Vers 11H40 GMT (12H40 à Paris), le baril de Brent de la mer du Nord pour livraison en mars valait 54,93 dollars sur l'Intercontinental Exchange (ICE) de Londres, en baisse de 56 cents par rapport à la clôture de vendredi.

Dans les échanges électroniques sur le New York Mercantile Exchange (Nymex), le baril de "light sweet crude" (WTI) pour le contrat de mars, dont c'est le premier jour d'utilisation comme contrat de référence, reculait de 68 cents à 52,54 dollars.

Les cours de l'or noir reculaient lundi alors que les données publiées vendredi après la clôture européenne par Baker Hughes font état d'une hausse du nombre de puits actifs aux Etats-Unis.

"Les ministres de l'Energie des pays de l'Organisation des pays exportateurs de pétrole (Opep) ont tenté de minimiser l'importance de la production américaine, ce qui peut être interprété comme un signe d'impuissance de leur part", ont estimé les analystes de JBC Energy.
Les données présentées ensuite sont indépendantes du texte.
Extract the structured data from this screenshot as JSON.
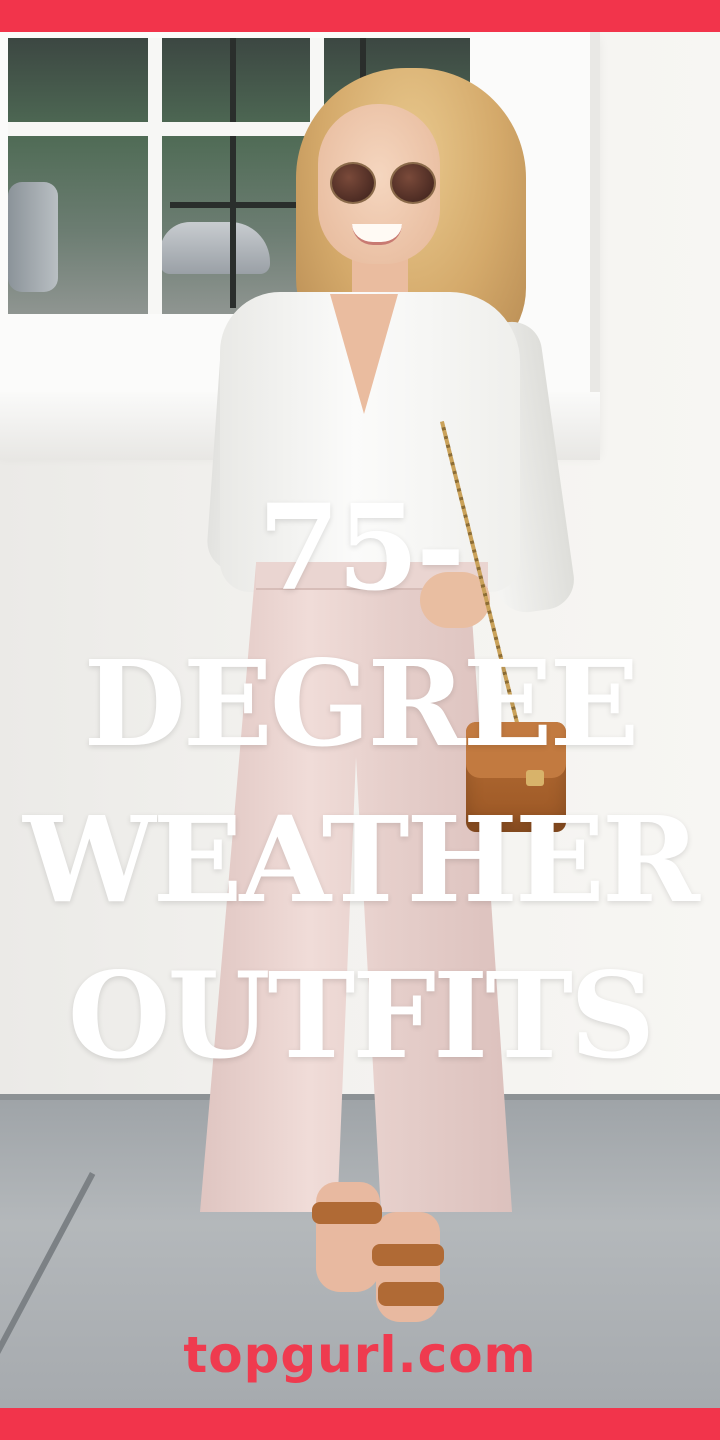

Selon les données publiées par le groupe privé Baker Hughes, le nombre de puits actifs a augmenté de 29 la semaine dernière, les amenant à leur plus haut niveau depuis fin 2015.

Les producteurs américains profitent de la hausse des prix entamée fin 2016 après que les membres de l'Opep et leurs partenaires se sont engagés à limiter leur production.

Ce week-end, le comité de surveillance de l'application de l'accord s'est réuni ce week-end à Vienne, où des représentants ont affirmé que les réductions étaient bien respectées et que l'objectif de 1,8 million de barils serait atteint dès février.

Cette annonce n'est donc pas parvenue à faire remonter les prix de l'or noir, qui évoluent entre 53,50 dollars et 58,50 dollars depuis le début de l'année.

"Limiter la production est important pour empêcher les marchés du pétrole de sombrer, mais il faut noter que pour qu'une hausse réelle s'engage, la demande compte aussi. Comme cette dernière stagne actuellement, les investisseurs restent peu convaincus", a expliqué Ipek Ozkardeskaya, de London Capital Group.